IR – Essa é uma pergunta muito interessante e sobre a qual penso muito. Sinto que está próxima uma segunda onda de ferramentas “faça as suas próprias ferramentas de visualização de dados”. Entre Lyra, de Stanford, e Datapad (que eu ainda não vi, mas que sei que a equipa por trás dele é incrivelmente capaz), vamos ver um ressurgimento ferramentas de visualização e de análise baseadas na web. Prevejo o aparecimento de mais ferramentas que reúnem a análise de internet e visualização.
Eu também vejo uma enorme “sede” de visualização de dados em novos campos. Acho que as pessoas sabem que é um dispositivo poderoso e estão a tentar integrá-la em seu fluxo de trabalho e comunicação. Engenheiros de interface, que tradicionalmente trabalhavam dentro das limitações de aplicações CRUD estão a ter de adicionar também gráficos e pensar mais sobre dados comportamentos orientados por dados. Isto significa que vamos precisar de conteúdo educacional de mais alta qualidade e melhores pontos de integração entre os enquadramentos de aplicações web tradicionais e visualização de dados. Vai “desfocar” a linha, mas acho que é, fundamentalmente, uma coisa boa. Eu adoraria ver um mundo em que não separamos visualização de dados de outros conteúdos da web, mas os criamos lado a lado.

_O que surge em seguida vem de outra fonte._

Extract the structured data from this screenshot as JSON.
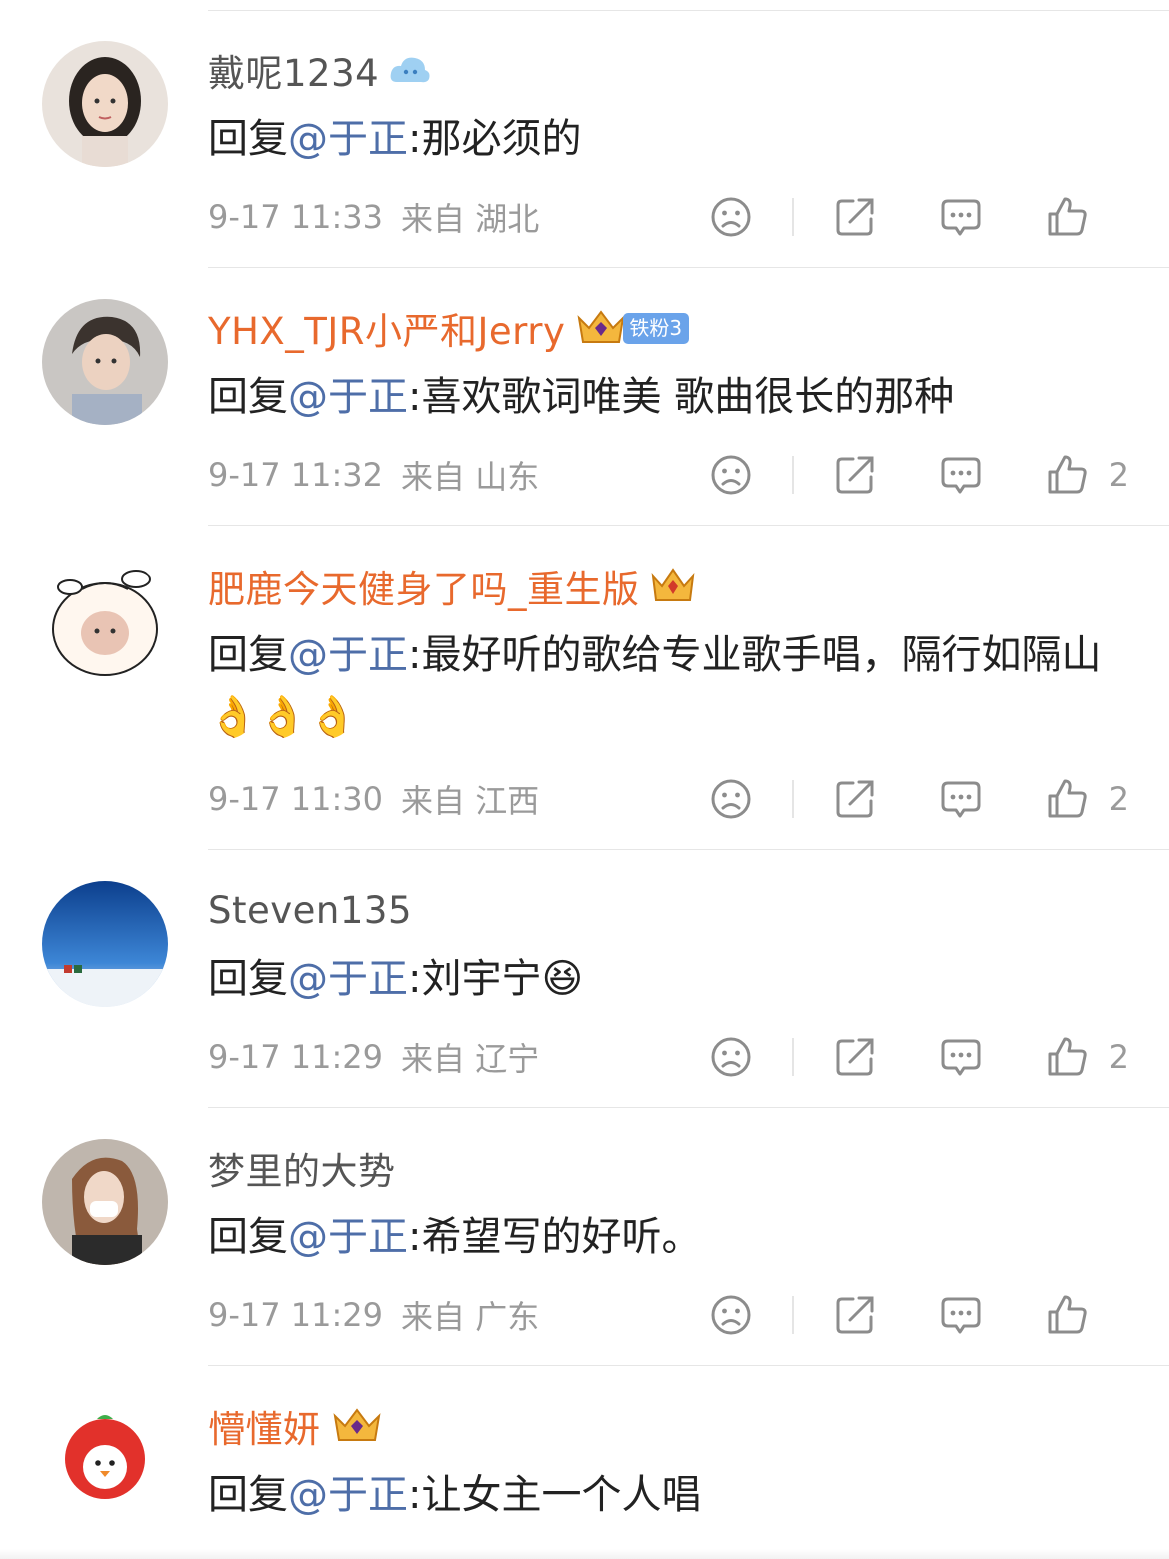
{
  "comments": [
    {
      "username": "戴呢1234",
      "name_style": "plain",
      "badge": "cloud",
      "reply_prefix": "回复",
      "mention": "@于正",
      "text": ":那必须的",
      "time": "9-17 11:33",
      "from": "来自 湖北",
      "likes": ""
    },
    {
      "username": "YHX_TJR小严和Jerry",
      "name_style": "vip",
      "badge": "crown",
      "fan_tag": "铁粉3",
      "reply_prefix": "回复",
      "mention": "@于正",
      "text": ":喜欢歌词唯美 歌曲很长的那种",
      "time": "9-17 11:32",
      "from": "来自 山东",
      "likes": "2"
    },
    {
      "username": "肥鹿今天健身了吗_重生版",
      "name_style": "vip",
      "badge": "crown",
      "reply_prefix": "回复",
      "mention": "@于正",
      "text": ":最好听的歌给专业歌手唱，隔行如隔山",
      "emoji": "👌👌👌",
      "time": "9-17 11:30",
      "from": "来自 江西",
      "likes": "2"
    },
    {
      "username": "Steven135",
      "name_style": "plain",
      "badge": "",
      "reply_prefix": "回复",
      "mention": "@于正",
      "text": ":刘宇宁",
      "emoji": "😆",
      "time": "9-17 11:29",
      "from": "来自 辽宁",
      "likes": "2"
    },
    {
      "username": "梦里的大势",
      "name_style": "plain",
      "badge": "",
      "reply_prefix": "回复",
      "mention": "@于正",
      "text": ":希望写的好听。",
      "time": "9-17 11:29",
      "from": "来自 广东",
      "likes": ""
    },
    {
      "username": "懵懂妍",
      "name_style": "vip",
      "badge": "crown",
      "reply_prefix": "回复",
      "mention": "@于正",
      "text": ":让女主一个人唱",
      "time": "",
      "from": "",
      "likes": ""
    }
  ],
  "icons": {
    "dislike": "frown-icon",
    "share": "share-icon",
    "comment": "comment-icon",
    "like": "thumbs-up-icon"
  },
  "colors": {
    "mention": "#4e6ea8",
    "vip_name": "#e8692d",
    "meta": "#9a9a9a",
    "fan_tag": "#6aa3ea"
  }
}
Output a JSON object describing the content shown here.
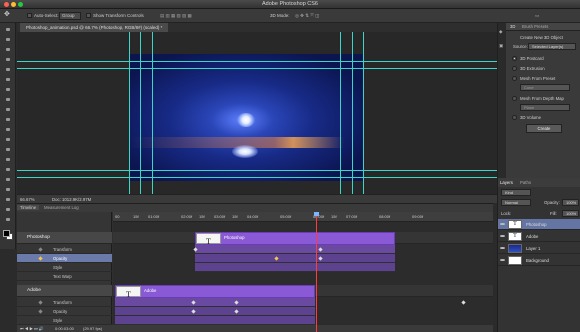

VL – E para fechar, Irene, o que pode dizer-nos sobre novos projetos? O que podemos esperar da Bocoup nos próximos meses?
IR – Bem, não haverá um momento de tédio, posso prometer-lhe isso! Estamos a trabalhar arduamente na OpenVis Conf 2015, portanto fique atento a isso. Também estamos a trabalhar nalguns materiais educativos que irão “ser uma luz” para algumas das partes mais complicadas do d3, por isso esteja atento ao blog bocoup e página de educação online. Também estamos a trabalhar nalguns projetos interessantes, que sempre vamos publicando no nosso portfólio de visualização de dados.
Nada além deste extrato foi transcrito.